9.04.2020 12:14
Quelle: schweizerbauer.ch - blu
Milchmarkt
Milchproduktion sinkt nicht weiter
2019 nahmen die Milcheinlieferungen deutlich ab. Gemäss TSM Treuhand war die Produktion seit 12 Jahren nie mehr so tief. Im Januar 2020 blieb ein weiterer Rückgang aus.

In der Schweiz ist Milchproduktion seit August 2018 rückläufig. Lediglich im Juni 2019 lag die Produktion minim über dem Vorjahreswert. 

2019: -1,6%

Mit 3‘399‘271 Tonnen produzierter und in Verkehr gebrachter Milch wurde 2019 die Marke von 3.4 Mio. Tonnen knapp verfehlt. Gegenüber 2018 nahm die Produktion um 1.6 Prozent oder 55‘157 Tonnen ab.

Gemäss TSM lieferten die Schweizer Milchproduzenten letztmals im Jahr 2007 mit 3‘260‘088 Tonnen Milch noch weniger Milch ab. Damals bestand noch das System der Milchkontingentierung, welches per 30. April 2009 aufgehoben wurde.

213 Tonnen mehr

Im Januar 2020 blieb ein weiterer Rückgang aus. Dies geht aus der jüngsten Milchstatistik der TSM hervor. Die Einlieferungen sind aber weniger stark gestiegen als prognostiziert.

Die TSM erwartete eine leichte Zunahme von 0.3 Prozent. Im Januar wurden 286'931 Tonnen Milch produziert, das sind 0.1 Prozent oder 213 Tonnen mehr als im Vorjahresmonat. Im Vergleich zum Januar 2018 bedeutet dies aber eine Abnahme von 14‘598 Tonnen oder minus 4.8 Prozent.  

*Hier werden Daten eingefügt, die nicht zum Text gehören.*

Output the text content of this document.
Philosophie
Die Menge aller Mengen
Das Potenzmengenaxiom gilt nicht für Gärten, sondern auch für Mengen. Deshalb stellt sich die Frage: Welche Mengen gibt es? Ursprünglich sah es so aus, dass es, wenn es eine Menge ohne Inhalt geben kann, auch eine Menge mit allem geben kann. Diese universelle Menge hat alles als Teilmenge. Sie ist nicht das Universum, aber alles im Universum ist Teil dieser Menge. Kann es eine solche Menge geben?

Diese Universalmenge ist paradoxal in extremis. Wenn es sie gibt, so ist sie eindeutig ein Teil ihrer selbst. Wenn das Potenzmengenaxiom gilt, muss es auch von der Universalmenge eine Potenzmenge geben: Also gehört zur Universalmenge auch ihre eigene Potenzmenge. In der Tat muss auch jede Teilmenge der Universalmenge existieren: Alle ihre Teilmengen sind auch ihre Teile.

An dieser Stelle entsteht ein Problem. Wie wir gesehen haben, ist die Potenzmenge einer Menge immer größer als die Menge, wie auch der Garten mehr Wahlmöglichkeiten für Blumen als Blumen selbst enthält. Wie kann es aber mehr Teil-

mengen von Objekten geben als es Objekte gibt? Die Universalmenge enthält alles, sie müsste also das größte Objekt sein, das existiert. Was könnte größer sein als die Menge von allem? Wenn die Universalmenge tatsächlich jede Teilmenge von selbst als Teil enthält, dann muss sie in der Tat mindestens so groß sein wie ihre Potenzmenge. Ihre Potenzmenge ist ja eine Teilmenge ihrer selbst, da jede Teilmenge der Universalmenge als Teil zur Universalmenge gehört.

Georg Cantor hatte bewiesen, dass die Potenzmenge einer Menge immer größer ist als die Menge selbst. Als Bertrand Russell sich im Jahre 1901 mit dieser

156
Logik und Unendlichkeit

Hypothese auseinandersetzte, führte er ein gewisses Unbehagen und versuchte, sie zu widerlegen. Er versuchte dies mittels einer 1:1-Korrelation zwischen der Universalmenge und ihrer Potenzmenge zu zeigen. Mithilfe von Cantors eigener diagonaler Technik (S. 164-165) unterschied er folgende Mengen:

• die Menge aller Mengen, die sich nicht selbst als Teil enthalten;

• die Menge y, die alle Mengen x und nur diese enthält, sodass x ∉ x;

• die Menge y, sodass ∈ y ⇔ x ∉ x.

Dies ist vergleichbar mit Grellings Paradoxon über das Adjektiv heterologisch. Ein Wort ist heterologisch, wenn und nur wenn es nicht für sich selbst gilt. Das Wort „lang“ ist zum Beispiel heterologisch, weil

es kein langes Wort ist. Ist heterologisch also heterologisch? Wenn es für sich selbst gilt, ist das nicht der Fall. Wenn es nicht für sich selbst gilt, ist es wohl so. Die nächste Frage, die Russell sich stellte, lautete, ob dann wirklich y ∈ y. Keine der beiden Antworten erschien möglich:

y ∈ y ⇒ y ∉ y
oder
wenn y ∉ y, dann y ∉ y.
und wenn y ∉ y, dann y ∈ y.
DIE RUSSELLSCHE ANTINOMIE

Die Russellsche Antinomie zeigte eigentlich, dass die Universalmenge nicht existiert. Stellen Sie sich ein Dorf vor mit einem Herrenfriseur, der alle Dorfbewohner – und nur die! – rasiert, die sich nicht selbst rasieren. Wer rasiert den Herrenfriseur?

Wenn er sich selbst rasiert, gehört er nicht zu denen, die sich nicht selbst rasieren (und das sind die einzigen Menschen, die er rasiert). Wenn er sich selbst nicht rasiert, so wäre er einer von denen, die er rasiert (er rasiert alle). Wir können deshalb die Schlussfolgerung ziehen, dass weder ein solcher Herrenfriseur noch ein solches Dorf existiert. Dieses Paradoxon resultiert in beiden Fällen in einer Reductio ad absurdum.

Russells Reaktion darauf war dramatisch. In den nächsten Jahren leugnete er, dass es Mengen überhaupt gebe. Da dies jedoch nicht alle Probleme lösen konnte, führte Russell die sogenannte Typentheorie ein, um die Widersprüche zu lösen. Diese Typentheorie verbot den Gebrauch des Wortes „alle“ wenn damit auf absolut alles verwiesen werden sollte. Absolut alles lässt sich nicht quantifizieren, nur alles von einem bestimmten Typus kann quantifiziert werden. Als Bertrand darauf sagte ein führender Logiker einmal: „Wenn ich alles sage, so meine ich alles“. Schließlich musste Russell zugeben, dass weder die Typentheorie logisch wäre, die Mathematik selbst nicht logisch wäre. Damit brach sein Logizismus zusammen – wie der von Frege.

Im Februar eine Zunahme erwartet

Für den Februar geht die Prognose von dbmilch.ch von einer steigenden Produktion aus. Die Einlieferungen sollen um 4 Prozent über dem Vorjahreswert zu liegen kommen. 2020 ist aber ein Schaltjahr, der Februar wies 29 Tage auf. Bereinigt auf 28 Tage, wird eine Zunahme der Einlieferungen von 0,5 Prozent erwartet.

Der Produktionstrend von BO Butter für den März 2020 weist auf eine gleichbleibende Erzeugung hin.